The house, I believe, is part of a wonderful charitable scheme -- not State-sponsored, please note -- where houses are donated or bought and refurbished for this specific purpose.

It was a welcome advance from the trek my mother had to make that particularly icy winter to the only B&B she could afford, somewhere on the nether reaches of Dolphin's Barn.

It is absolutely necessary to say that one other thing had not changed in the years between my stay in Crumlin and my cousin's: the attitude of the staff.

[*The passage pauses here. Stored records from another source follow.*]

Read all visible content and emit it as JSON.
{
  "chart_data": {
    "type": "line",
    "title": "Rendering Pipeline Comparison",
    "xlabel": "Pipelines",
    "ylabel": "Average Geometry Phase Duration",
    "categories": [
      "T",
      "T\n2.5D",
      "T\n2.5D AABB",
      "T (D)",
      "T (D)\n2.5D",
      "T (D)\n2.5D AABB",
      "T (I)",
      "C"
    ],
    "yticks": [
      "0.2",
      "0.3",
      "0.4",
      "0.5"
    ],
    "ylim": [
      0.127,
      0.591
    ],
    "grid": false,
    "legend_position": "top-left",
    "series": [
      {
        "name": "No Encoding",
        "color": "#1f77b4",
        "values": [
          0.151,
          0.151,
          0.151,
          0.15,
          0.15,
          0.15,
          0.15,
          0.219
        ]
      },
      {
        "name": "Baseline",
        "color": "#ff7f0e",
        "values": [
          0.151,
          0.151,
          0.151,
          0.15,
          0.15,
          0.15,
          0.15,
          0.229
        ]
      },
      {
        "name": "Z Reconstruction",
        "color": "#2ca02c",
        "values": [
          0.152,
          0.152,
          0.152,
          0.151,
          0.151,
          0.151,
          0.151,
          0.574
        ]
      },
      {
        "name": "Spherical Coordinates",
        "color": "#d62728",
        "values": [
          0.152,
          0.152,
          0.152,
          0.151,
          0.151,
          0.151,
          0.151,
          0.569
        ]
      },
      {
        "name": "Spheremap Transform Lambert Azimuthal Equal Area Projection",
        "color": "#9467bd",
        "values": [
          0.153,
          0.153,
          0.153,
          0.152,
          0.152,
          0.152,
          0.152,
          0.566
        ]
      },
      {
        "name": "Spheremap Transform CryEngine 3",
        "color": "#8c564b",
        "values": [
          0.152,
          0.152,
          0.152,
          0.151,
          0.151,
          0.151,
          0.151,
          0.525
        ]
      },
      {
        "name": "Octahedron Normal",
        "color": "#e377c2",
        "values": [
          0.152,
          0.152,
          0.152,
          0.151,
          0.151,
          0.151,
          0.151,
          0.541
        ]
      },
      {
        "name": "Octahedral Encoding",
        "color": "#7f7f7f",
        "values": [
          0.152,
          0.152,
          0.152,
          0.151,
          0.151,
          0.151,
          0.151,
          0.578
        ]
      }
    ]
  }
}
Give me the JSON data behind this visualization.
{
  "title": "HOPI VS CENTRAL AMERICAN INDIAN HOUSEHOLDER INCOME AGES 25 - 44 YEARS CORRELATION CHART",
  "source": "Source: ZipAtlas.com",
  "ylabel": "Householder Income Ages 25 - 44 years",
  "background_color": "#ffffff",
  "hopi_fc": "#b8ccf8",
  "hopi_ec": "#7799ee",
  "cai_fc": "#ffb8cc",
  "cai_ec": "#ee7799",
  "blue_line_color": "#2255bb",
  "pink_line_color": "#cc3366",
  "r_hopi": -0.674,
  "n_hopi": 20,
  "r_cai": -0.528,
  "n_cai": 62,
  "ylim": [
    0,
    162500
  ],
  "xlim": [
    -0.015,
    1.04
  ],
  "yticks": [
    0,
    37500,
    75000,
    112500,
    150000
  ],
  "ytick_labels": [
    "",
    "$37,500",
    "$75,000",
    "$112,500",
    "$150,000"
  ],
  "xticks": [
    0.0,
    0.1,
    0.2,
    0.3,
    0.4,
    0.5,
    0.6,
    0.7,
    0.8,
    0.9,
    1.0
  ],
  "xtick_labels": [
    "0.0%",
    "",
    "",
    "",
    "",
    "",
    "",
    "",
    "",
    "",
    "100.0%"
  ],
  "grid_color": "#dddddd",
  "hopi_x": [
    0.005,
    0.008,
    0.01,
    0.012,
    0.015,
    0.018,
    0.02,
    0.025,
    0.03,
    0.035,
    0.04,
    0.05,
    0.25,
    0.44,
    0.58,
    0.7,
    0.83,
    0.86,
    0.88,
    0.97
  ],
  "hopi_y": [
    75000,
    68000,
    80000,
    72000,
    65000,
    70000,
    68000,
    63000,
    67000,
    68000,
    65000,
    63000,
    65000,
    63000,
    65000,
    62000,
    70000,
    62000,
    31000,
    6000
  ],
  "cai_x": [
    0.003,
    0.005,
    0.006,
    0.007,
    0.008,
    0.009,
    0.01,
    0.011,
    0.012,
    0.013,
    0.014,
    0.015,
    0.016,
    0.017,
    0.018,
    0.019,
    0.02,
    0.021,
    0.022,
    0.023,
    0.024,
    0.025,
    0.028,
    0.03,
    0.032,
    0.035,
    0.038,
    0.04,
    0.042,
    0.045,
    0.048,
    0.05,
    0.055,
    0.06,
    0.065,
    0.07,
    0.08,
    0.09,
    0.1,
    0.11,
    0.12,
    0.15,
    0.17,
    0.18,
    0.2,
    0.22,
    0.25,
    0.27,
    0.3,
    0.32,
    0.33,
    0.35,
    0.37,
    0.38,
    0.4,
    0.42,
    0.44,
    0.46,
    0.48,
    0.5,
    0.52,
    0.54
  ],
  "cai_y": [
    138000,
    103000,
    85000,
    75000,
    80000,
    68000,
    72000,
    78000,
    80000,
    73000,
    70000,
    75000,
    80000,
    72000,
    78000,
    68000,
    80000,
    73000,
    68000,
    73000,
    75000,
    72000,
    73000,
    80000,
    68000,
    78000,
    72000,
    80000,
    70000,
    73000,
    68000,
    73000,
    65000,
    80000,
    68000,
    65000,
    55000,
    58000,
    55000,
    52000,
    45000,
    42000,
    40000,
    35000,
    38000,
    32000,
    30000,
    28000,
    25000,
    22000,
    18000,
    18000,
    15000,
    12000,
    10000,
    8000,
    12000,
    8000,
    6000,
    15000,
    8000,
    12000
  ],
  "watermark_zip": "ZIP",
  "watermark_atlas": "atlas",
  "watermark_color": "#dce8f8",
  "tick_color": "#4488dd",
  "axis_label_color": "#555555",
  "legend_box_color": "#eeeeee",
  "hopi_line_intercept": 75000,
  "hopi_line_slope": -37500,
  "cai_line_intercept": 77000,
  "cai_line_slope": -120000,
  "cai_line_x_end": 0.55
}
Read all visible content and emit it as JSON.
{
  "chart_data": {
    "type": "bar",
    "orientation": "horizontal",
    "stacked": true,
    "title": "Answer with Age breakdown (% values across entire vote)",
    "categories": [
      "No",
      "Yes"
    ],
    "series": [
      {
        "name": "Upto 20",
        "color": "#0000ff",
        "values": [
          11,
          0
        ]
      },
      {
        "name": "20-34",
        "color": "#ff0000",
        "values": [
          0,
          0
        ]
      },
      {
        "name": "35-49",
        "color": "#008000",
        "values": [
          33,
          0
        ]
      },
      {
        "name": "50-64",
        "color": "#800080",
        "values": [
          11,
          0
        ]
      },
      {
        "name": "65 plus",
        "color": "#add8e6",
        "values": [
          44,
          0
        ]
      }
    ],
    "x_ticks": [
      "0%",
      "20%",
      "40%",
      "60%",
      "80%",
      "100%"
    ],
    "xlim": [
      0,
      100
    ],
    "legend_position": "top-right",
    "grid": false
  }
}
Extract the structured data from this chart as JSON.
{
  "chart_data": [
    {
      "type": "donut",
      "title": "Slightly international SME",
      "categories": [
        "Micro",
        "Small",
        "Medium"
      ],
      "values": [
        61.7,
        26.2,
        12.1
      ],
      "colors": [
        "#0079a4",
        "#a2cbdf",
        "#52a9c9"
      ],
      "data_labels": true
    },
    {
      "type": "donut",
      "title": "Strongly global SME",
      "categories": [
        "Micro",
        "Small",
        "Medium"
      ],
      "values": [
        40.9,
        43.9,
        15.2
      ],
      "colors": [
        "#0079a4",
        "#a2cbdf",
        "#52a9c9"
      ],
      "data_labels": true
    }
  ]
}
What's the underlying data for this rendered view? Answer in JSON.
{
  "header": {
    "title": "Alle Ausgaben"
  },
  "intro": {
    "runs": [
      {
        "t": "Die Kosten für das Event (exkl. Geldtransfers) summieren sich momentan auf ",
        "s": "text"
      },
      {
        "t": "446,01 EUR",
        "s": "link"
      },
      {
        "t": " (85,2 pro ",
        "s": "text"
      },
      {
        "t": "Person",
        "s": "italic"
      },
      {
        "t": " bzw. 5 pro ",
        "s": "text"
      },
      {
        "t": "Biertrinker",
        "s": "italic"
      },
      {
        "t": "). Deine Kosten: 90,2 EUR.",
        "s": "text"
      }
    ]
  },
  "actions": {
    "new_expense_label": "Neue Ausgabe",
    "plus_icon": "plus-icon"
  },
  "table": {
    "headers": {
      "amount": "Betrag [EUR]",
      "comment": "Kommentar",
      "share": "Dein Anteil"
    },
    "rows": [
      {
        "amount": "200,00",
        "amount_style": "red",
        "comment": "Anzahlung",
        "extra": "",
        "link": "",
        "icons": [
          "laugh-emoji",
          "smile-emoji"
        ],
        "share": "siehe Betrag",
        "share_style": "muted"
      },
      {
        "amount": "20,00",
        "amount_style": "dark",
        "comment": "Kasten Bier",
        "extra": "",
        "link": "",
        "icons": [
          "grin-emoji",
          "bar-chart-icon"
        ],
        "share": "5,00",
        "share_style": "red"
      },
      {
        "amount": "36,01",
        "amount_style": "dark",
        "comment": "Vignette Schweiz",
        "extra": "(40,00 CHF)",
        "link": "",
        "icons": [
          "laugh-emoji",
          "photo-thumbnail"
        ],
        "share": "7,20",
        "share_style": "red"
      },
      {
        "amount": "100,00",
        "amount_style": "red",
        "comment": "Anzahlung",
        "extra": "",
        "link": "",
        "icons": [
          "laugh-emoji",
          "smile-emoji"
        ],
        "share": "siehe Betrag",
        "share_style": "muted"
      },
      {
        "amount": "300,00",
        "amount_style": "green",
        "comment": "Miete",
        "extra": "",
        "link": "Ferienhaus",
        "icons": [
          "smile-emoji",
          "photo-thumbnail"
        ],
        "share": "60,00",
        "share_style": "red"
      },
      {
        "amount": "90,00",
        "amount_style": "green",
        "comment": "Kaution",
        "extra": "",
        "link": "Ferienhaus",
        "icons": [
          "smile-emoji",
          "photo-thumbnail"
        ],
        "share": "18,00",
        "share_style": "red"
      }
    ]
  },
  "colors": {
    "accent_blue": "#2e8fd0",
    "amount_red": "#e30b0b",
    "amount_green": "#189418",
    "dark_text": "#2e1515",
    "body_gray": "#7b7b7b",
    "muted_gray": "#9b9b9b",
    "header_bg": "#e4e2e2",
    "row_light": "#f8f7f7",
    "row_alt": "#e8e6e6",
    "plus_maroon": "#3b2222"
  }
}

Nurses, doctors, attendants, porters -- all of them utterly professional, caring and dedicated to doing their best with the resources they have for sick children. And it is also necessary to say that Our Lady's gives the most advanced treatment and houses a world-class Children's Research Centre (again, wholly funded by donations). But what other public building hardly changes at heart in 25 years?

Since the early 80s we have hauled ourselves out of a recession, rode the boom and plunged back into financial chaos.

Our main train and bus stations have modernised, government departments been refurbished, whole new magnificent edifices built for public administrations.

How can a children's hospital -- where the surroundings are so vital to their inhabitants, where many spend Christmas and holidays and weekends and endless days and nights -- receive so little attention?

It is gratifying to see TDs and senators pay a visit this week to Our Lady's in Crumlin.

Too often the people who are crunching the numbers and making cruel cutbacks are not in contact with the real, live people their decisions affect.

And I have been merely addressing the works needed on an ageing building -- at least my cousin got to see the inside of Our Lady's and did not languish on a waiting list.

My sincere hope is that the politicians who reached out will realise that a children's hospital is no place to cut corners.